In the previous two posts, I’ve talked about the basics of caching and how caching works in WordPress, at least to a degree.
But remember that this series was motivated by an email from someone who thought that I could do a better job of explaining how transients and caching work in WordPress and why it’s important to understand how everything works in tandem with each other.
So in this post, I’m aiming to bring it all together and talk about how the Transients API works in conjunction with MySQL, why it’s important to understand the relationship, and how to handle this moving forward.
How Do Transients Work in WordPress?
How Transients Work
First, according to the Codex, transients work like this:
This page contains the technical documentation of WordPress Transients API, which offers a simple and standardized way of storing cached data in the database temporarily by giving it a custom name and a time frame after which it will expire and be deleted.Transients API via the WordPress Codex
The idea behind this seems simple enough, right?
- You save an option to the database,
- Set a time for how long it should exist,
- Then it’s stored for that amount of time
- And, if requested after expiration, is retrieved and moved back into its transient state.
So where lies the confusion?
As mentioned in the first post, I wasn’t clear about how long the transient information would be available. Rather than being a minimum amount of time the data will be available, it’s a maximum.
This means that if you set something to be available for a day, it will be available for a day. No less; no more. And after that time has expired, then it will have to be recreated into the transient state once again.
At least, this is the conventional wisdom behind it. It’s not wrong but there’s more to it. This is where it gets a bit more technical, though.
What Role Does MySQL Play?
As WordPress, hosting, and other technologies have matured, the underlying databases that power the application have changed, too. This isn’t a good thing or a bad thing (though perhaps we could argue it’s a good thing in a future post).
But it can help explain why transients work the way they do given the stack with which we’re used to working and how they may not work as expected with out database systems.
If you opt to use MySQL as the database for your WordPress installation, which I venture to say that most people still do, then the information that’s in the Options table (which is where transients are stored, too) then the Transients API will work as outlined above.
But what happens when you introduce other forms of caching like object caching through software like Memcached or Redis, and so on?
In that case, the data may not be available as you expect. In short, the caching software can choose to drop information that isn’t requested as often as other information. That is, it gives a level of priority to information that’s more frequently requested.

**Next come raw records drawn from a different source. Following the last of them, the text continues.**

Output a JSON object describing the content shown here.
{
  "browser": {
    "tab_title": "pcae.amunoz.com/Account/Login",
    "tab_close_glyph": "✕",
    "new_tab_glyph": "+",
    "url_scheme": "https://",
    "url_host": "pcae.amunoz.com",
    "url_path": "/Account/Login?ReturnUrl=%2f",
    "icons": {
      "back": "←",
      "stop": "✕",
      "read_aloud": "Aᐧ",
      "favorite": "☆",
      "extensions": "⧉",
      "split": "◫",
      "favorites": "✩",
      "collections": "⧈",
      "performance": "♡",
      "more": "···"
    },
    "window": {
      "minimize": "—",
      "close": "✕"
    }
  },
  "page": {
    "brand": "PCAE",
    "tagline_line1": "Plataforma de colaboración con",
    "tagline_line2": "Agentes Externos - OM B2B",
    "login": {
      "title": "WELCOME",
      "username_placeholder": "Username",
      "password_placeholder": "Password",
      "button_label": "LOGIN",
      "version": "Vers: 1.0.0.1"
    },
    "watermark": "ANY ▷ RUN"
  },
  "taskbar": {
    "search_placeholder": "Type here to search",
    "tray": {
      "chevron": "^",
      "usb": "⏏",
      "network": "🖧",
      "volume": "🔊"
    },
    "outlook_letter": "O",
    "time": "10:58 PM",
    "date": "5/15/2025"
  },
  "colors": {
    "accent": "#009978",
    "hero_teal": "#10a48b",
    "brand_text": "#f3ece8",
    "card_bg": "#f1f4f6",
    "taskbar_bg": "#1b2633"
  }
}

When you take all of the above into account, you’re looking at several things:
- the Transients API,
- a database,
- a third-party caching system.
When you have the Transients API and a standard database, you’re going to be fine in that things will work as you expect.
But if you introduce a third-party caching system, the outcome may be different. Specifically, things may not – and likely will not – work in the way you expect.
That is, the third-party caching system can disregard whatever information it wants to drop whenever it thinks it needs to remove it. This means that whatever you think you may have available in cache won’t be there.
Ultimately, the best advice I can give is this:
- If you’re using MySQL and the Transients API, then things will work as described in Codex.
- If, on the other hand, you’re using another caching system, then it’s important to understand how it works and how you can write code against it so it works as you’d like.
And with that, there’s nothing more to add on this primer for understanding caching in WordPress.